How the City was built

The firm of KR & JD (Kevin Roche and John Dankeloo) submitted the project that won the international competition called by Grupo Santander, in which Norman Foster & Partners, Rafael Moneo and KMD (Kaplan, Mc Laughlin Díaz) from California also participated.

Kevin Roche (Dublin, 1922) is one of the leading exponents of American postmodern architecture. A disciple of Mies van der Rohe, he has developed a spare architectural style noted for its use of glass. His imposing glass structures in 1982 earned him the Pritzker Prize, architecture’s highest accolade. His most notable works include emblematic corporate centres — for the Ford Foundation (New York) and Fiat (Turin)— , as well as other distinguished projects, such as UN Plaza and the Metropolitan Museum extension in New York.

Roche’s design for Grupo Santander City is strongly Spanish in character, with low-rise buildings connected by a network of patios, squares and mirrors of water. In addition, it has brilliantly resolved environmental requirements. Soil movement began in May 2002, and two years later, on 13 April 2004, employees began to be transferred to central buildings at the rate of 500 people per week. The City had been built in record time, and by the end of July 2004 over 4000 employees had already been relocated there. In addition, satisfaction was provided for the main concerns of employees: food, transport, timetables, sports and nursery.

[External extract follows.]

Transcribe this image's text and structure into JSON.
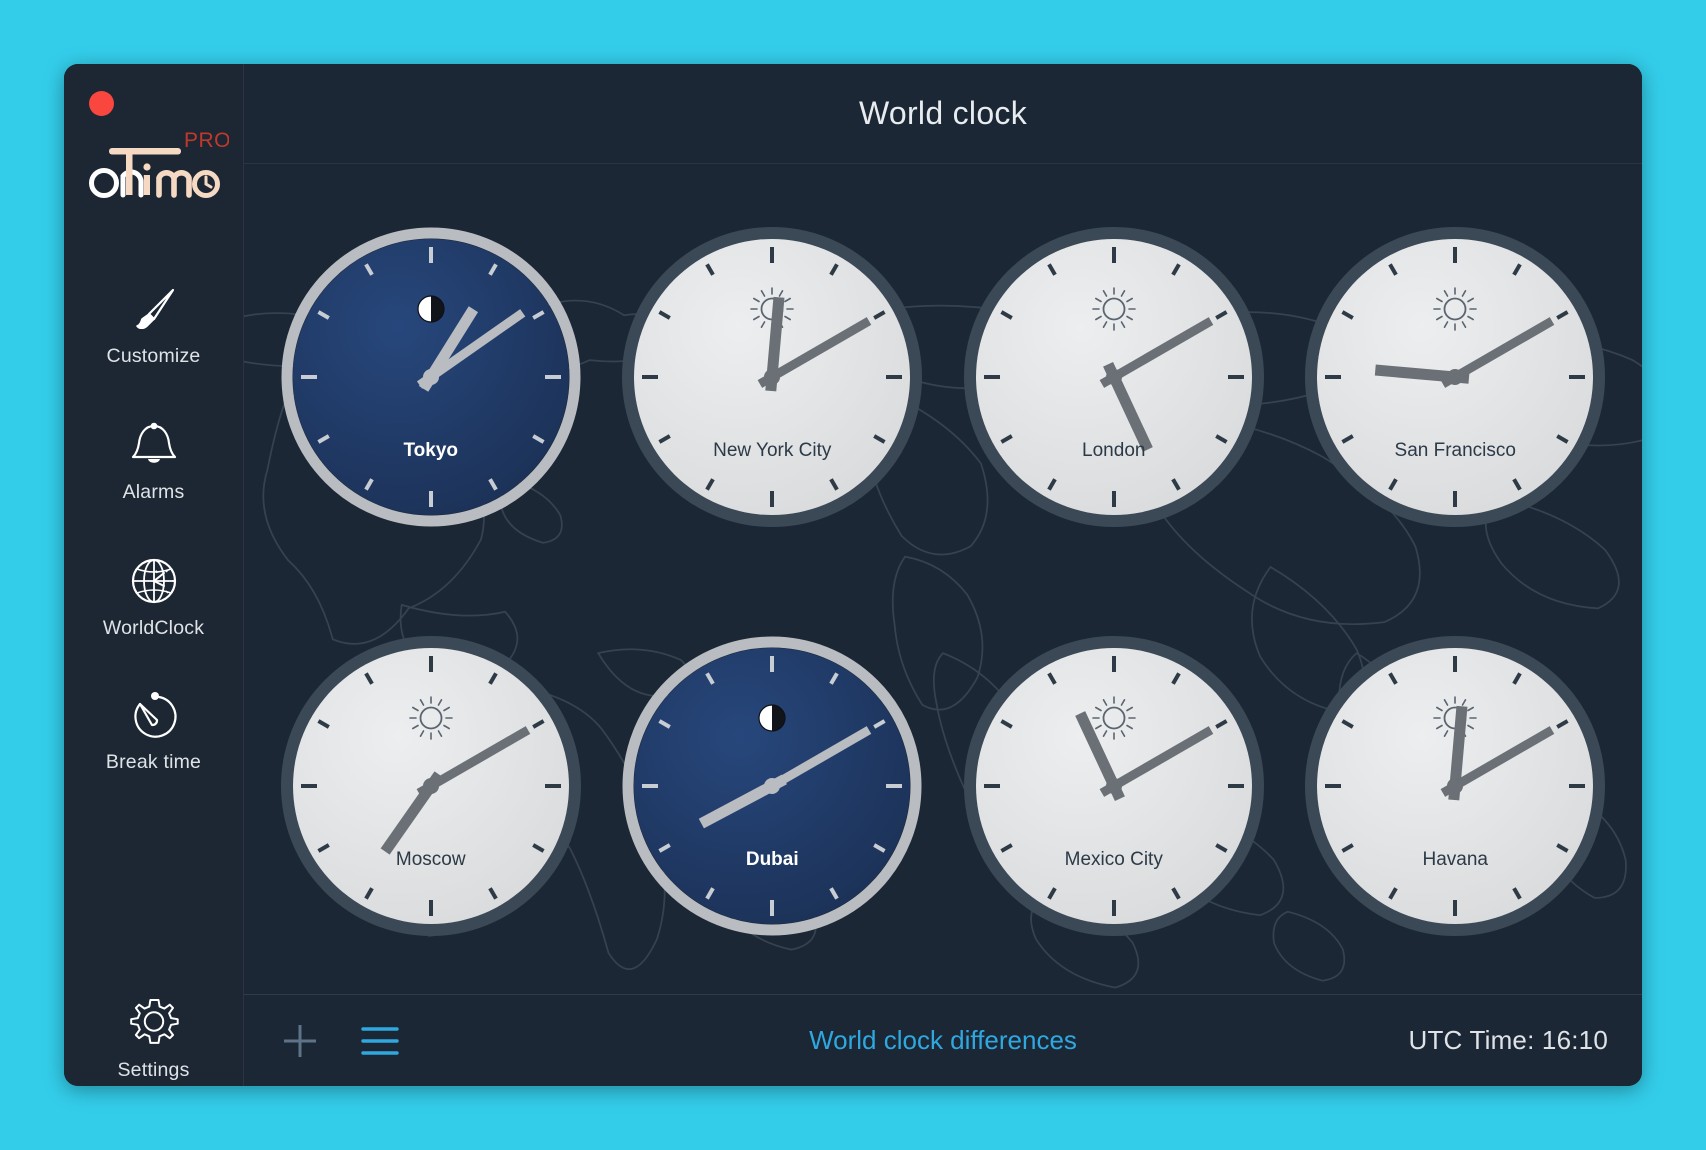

The building of Grupo Santander City was the second largest construction project in Europe in 2003, behind Terminal 4 at Madrid-Barajas Airport. The City links to the Madrid financial centre via the north-eastern highways, the M-40, M-50 and the M-511 Boadilla highway, as well as via the light railway connecting the complex to the extensive Metro and public transport network of the Community of Madrid.